Le 7 octobre de l’année dernière, le gouvernement américain a imposé des restrictions radicales à l’exportation de semi-conducteurs haut de gamme, d’équipements de fabrication de puces et d’expertise vers la Chine dans une décision unilatérale risquée qui a depuis été soutenue par des alliés clés de la chaîne d’approvisionnement. L’intervention a été motivée par l’utilisation par Pékin de composants avancés pour la modernisation militaire, selon de hauts responsables de l’administration Biden.

Les réformes récemment annoncées par la Chine pourraient offrir des solutions internes à la politique industrielle américaine visant à conserver la primauté de l’Occident dans les technologies émergentes, mais une solution de contournement réussie est loin d’être garantie, en particulier à court terme.

“Il est difficile de ne pas voir cela comme une réponse partielle aux mesures prises par l’administration Biden pour repousser la Chine en termes de technologie, en particulier avec les contrôles à l’exportation des semi-conducteurs. Mais je le vois aussi comme faisant partie d’une tendance à plus long terme.” Xi Jinping fait depuis longtemps de la science et de la technologie une très haute priorité », a déclaré Brian Hart, membre du China Power Project au Centre d’études stratégiques et internationales.

Les réformes suivent un vaste schéma de restructuration de l’État et du parti supervisé par Xi, qui ces dernières années a consolidé le contrôle de l’armée du pays sous la direction centrale du parti, a déclaré Hart.

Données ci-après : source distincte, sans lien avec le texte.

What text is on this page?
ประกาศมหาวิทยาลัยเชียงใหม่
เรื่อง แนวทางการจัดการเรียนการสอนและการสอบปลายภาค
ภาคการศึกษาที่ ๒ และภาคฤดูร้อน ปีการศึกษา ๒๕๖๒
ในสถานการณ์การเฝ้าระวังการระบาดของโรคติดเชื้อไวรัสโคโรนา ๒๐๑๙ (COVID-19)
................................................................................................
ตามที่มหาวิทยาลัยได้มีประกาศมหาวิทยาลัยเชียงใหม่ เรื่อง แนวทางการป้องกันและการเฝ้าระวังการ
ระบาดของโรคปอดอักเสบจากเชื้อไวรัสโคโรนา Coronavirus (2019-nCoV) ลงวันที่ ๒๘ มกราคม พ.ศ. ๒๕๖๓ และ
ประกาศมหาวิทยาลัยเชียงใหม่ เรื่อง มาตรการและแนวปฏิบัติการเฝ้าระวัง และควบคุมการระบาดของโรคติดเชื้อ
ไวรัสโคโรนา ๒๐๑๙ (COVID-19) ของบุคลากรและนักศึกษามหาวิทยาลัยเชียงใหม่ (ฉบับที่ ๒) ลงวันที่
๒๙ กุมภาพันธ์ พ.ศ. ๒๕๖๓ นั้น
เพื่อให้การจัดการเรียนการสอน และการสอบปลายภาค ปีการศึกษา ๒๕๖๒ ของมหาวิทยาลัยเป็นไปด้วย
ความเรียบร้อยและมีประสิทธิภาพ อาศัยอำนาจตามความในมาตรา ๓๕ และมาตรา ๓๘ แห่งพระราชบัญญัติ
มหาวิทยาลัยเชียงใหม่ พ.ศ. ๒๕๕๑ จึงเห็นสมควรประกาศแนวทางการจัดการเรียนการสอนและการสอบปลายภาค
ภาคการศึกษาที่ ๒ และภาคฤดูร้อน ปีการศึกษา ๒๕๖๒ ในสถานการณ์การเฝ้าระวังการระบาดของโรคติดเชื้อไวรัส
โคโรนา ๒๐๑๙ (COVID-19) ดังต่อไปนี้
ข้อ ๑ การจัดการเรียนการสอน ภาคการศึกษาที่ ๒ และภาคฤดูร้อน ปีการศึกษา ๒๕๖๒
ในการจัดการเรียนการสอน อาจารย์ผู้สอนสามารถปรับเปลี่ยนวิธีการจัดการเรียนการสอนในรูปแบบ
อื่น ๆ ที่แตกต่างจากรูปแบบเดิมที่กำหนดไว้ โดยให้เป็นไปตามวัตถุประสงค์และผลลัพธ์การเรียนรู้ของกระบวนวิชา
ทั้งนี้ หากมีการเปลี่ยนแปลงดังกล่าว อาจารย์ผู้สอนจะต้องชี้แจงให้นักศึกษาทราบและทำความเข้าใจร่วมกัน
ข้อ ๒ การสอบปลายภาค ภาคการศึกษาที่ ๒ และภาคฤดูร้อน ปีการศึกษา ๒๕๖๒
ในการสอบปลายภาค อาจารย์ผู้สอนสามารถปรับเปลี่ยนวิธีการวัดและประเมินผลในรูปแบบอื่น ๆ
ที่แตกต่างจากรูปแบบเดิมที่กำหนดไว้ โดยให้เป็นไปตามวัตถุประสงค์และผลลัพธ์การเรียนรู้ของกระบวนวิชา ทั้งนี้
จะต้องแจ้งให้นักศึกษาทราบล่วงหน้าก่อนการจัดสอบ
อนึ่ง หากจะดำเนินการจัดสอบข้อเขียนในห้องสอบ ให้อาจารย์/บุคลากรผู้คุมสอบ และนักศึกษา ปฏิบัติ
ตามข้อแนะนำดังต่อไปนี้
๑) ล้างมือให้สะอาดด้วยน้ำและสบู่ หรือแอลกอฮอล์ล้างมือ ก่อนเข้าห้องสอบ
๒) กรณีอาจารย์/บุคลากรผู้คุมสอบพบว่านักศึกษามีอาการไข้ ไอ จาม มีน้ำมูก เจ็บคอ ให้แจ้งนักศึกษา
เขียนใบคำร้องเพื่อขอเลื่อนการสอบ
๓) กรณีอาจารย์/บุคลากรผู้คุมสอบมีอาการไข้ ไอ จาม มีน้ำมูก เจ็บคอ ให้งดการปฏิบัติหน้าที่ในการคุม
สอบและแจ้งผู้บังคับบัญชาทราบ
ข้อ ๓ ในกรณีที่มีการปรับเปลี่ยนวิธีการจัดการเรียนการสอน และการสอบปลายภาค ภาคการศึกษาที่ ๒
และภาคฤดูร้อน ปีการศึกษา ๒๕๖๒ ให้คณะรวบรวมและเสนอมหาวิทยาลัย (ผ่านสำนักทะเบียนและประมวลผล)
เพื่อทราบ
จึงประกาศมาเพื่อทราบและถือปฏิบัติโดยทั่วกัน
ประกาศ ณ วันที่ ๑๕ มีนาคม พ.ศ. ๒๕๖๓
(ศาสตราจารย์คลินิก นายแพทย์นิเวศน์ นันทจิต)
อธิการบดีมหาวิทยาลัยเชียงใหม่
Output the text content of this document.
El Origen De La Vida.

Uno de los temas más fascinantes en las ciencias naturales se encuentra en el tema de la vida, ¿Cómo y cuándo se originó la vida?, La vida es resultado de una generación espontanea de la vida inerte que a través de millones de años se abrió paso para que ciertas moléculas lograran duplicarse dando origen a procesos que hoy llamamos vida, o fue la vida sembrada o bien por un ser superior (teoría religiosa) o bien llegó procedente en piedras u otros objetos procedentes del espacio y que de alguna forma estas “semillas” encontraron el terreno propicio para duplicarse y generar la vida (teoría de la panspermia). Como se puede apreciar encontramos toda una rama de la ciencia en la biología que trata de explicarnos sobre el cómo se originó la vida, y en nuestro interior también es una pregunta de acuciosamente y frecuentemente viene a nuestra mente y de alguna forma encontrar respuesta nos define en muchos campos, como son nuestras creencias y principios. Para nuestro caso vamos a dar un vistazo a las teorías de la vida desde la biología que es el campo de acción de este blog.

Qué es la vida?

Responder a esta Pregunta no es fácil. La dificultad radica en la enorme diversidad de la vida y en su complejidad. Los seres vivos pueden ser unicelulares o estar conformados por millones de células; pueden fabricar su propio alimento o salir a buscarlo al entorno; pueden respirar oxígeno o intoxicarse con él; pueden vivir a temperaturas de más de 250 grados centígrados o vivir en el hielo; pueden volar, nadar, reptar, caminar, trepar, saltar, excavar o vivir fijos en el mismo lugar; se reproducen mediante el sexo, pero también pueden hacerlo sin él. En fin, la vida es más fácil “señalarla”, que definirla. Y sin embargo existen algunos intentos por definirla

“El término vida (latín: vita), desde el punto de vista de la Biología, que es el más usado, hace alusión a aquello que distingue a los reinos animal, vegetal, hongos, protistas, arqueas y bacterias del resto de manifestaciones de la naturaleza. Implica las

Newsweek. Cela témoigne d’une conviction dans l’approche statistique du parti en matière de gouvernance.

“Ils voient l’intérêt de laisser un travail axé sur le marché et orienté vers le marché, mais ils voient que leurs objectifs ne sont pas entièrement atteints, et ils pensent que la façon de résoudre ce problème consiste à mettre un soutien de haut niveau beaucoup plus fort derrière cela. Mais si La Chine a atteint ses objectifs scientifiques et technologiques dépend vraiment de ce que vous regardez », a-t-il déclaré.

“La Chine a investi des milliards et des milliards de dollars dans les semi-conducteurs au cours des deux dernières années, mais reste encore loin derrière ce qu’elle aimerait être et derrière certains des leaders mondiaux dans ce domaine. Vous pouvez injecter beaucoup d’argent dans ce domaine. et construire cela, mais si ceux-ci fonctionnent réellement commercialement est la question clé, et c’est là que l’approche étatique échoue vraiment parfois », a déclaré Hart.

Washington pourrait avoir du mal à convaincre Pékin de sa justification pour un découplage ciblé, a-t-il déclaré. “Si vous pensez à la compétitivité économique, la Chine veut être à la pointe des domaines les plus importants. Les semi-conducteurs sont certainement l’un de ces domaines. De ce point de vue, toute initiative visant à faire reculer la Chine sera considérée par eux comme une menace économique majeure, même si ces mesures sont prises pour des raisons de sécurité nationale. »

Li, le nouveau Premier ministre chinois, a déclaré lors d’une conférence de presse la semaine dernière que la Chine et les États-Unis étaient trop étroitement liés économiquement pour que le découplage ne nuise pas non plus aux entreprises américaines. “L’encerclement et la répression ne sont dans l’intérêt de personne”, a-t-il déclaré.

La poursuite de l’autosuffisance par la Chine – pour la stabilité économique et pour éviter les points d’étranglement dans les chaînes d’approvisionnement critiques – a également un air de découplage, même si elle n’utilise pas l’expression. La question de savoir qui a découplé en premier pourrait bientôt devenir un point discutable, bien que Pékin continue d’accuser Washington d’abuser de la portée de ce qui constitue la sécurité nationale.

“Les contrôles américains à l’exportation ont toujours été déployés dans les cas où les implications pour la sécurité nationale étaient si urgentes et graves que les implications économiques n’avaient presque pas d’importance”, a déclaré Emily Weinstein, chercheuse au Center for Security and Emerging Technology de l’Université de Georgetown. “Ce n’est que lors des discussions sur Huawei sous l’administration Trump que nous avons même commencé à réfléchir à certaines des considérations économiques du contrôle des exportations.”